Round Robin Writing Exercises & Prompts

Instructor: Abigail Cook
Round robin writing is a fun way to get your students engaged and excited about writing their own stories. Let's review the basics of round robin writing and look at prompts you may use to get your class motivated.

Round Robin Writing

Round robin writing is a learning activity where students work together to create their own story. The purpose of this activity is to get students to work cooperatively, practice creativity, and work on writing skills in a fun and engaging way. The steps of round robin writing go like this:

1. Split the class into groups of three to five students.

2. Provide a writing prompt to be the topic of their story.

3. Have one student start the story by writing a sentence.

4. This student will then pass the paper to the student on their right.

5. This student reads the first sentence, and writes a sentence to describe what happens next.

6. The paper is passed around the circle to each student, who add their own sentences to contribute to the story.

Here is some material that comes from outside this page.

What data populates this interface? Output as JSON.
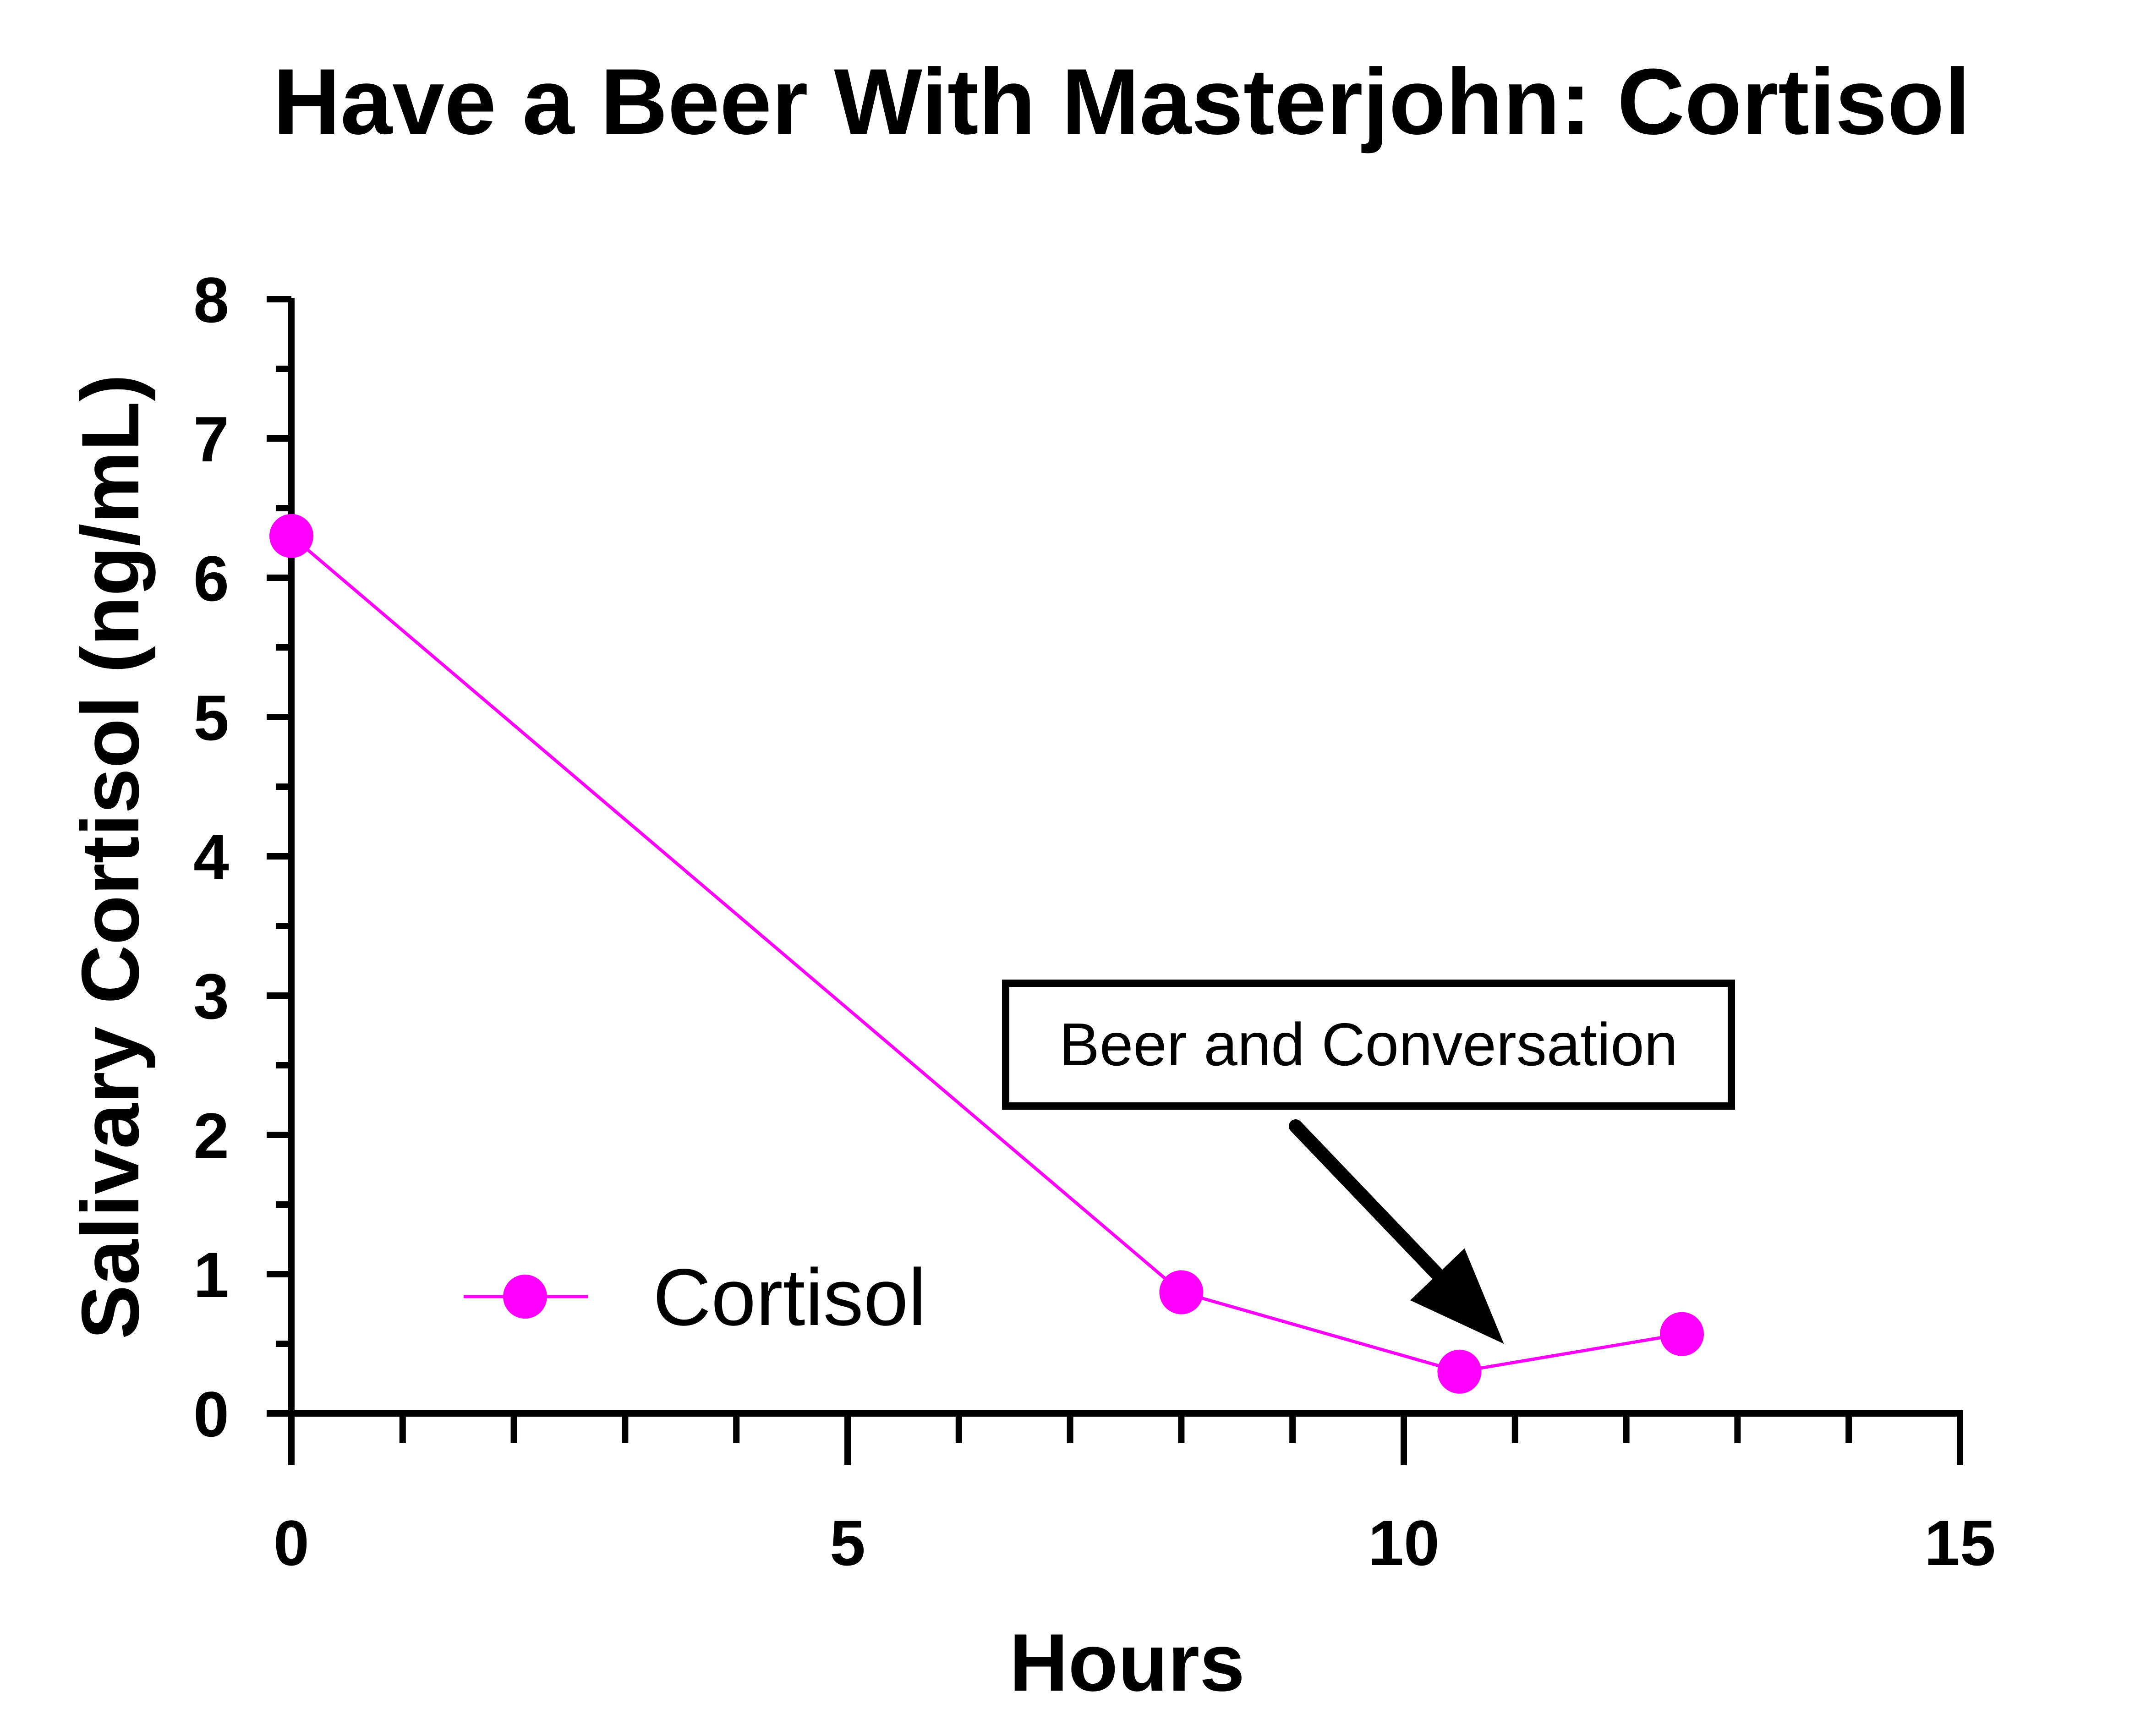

7. The activity ends when time is up, or when the story is finished.

Variations

Depending on your classroom setup and your students' abilities, you may add variations to these steps. For example, if you prefer each student to be writing the whole time instead of waiting for the paper to come back to them, you may have each student start their own story. In this version of round robin, they would all write a beginning sentence on their own paper and pass it to the next student so there are several stories going at a time. This ensures that every time they pass their paper on, they get the next paper and keep writing. At the end of the activity, students would decide as a group which story to turn in or share with the class.

Another variation involves using a timer to indicate when to pass the story. This means that each student would write as much as they can of the story, and pass it along when they hear the timer. This allows students a little more time to be creative as they develop their ideas for what comes next in the story.